Ранним утром Генриор в длинном синем плаще и черной шляпе стоял в графском саду, дыша свежим воздухом, в котором уже витал холодный и горьковатый привкус осени. Он ждал водителя, чтобы отправиться на вокзал. Спешить было некуда, и Генриор присел на скамью с красивой резной спинкой, чтобы собраться с мыслями и насладиться предвкушением будущей доброй встречи.
За забором – нарядным, с витыми украшениями в виде бутонов роз – раздался гул мотора. «Это водитель», – подумал, поднимаясь, Генриор. Он шагнул к воротам, взялся за тяжелую бронзовую ручку.
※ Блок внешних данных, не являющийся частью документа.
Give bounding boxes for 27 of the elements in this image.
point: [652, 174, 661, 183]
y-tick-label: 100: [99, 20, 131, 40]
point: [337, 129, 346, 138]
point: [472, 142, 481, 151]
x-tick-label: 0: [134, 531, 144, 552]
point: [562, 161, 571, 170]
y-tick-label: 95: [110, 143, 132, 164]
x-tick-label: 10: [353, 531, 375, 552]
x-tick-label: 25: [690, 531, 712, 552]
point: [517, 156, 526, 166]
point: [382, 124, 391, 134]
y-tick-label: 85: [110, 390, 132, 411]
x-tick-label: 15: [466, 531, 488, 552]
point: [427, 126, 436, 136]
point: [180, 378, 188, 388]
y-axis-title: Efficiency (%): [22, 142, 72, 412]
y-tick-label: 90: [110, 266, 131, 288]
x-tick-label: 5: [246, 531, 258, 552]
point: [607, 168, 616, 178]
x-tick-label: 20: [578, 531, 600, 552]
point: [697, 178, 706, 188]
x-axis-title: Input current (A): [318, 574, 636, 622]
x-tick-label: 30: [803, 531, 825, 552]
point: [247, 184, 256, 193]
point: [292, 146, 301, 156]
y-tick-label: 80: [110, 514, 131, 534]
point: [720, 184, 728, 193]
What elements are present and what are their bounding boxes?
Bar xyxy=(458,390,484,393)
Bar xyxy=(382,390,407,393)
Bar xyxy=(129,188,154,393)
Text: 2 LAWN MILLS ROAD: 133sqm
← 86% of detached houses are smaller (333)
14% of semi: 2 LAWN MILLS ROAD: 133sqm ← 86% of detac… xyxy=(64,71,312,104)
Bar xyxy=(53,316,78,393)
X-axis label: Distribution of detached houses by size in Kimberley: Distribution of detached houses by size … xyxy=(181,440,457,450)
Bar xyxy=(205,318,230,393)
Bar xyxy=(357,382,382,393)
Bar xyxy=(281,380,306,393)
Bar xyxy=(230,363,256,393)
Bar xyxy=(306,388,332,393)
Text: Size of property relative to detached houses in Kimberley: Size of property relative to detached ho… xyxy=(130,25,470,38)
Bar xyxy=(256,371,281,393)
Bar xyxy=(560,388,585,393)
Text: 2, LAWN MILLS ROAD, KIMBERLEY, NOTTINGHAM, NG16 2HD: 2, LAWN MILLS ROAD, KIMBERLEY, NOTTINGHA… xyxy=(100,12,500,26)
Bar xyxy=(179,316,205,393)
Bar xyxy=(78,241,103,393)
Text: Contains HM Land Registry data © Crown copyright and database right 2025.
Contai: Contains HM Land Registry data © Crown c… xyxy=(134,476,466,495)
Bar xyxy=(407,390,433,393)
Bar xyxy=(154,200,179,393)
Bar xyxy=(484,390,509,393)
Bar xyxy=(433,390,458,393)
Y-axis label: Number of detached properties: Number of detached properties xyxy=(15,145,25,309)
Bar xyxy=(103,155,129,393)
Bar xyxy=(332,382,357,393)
И отшатнулся, не веря своим глазам.
Это был не водитель.
Это был кудрявый парень из журнала «Альбатрос».
Глава 33. Соперник для любимчика
Генриор узнал его сразу, будто и не было мучительно долгих лет и перед ним стоял не молодой красивый мужчина, а упрямый вихрастый подросток, которого он любил, словно родного сына.
Генриор прислонился к приоткрытой калитке. Неловко дернулся, когда дверь с вычурными узорами – бутонами и лепестками подалась назад. Поправил сдвинувшуюся на глаза шляпу, потер заледеневшие пальцы – по утрам уже было по-осеннему ветрено и сыро. Схватился за ворот плаща, будто не хватало воздуха. Очень тихо проговорил:
– Берри.
– Да, это я, дядя Генри. Вот, приехал… – сказал парень и, смущенно улыбнувшись, поправил ворот коричневой кожаной куртки. Будто не десять лет его не видели в родном доме, а всего-то месяц, и прибыл он, чтобы провести в отцовском замке студенческие каникулы, – так, ничего особенного.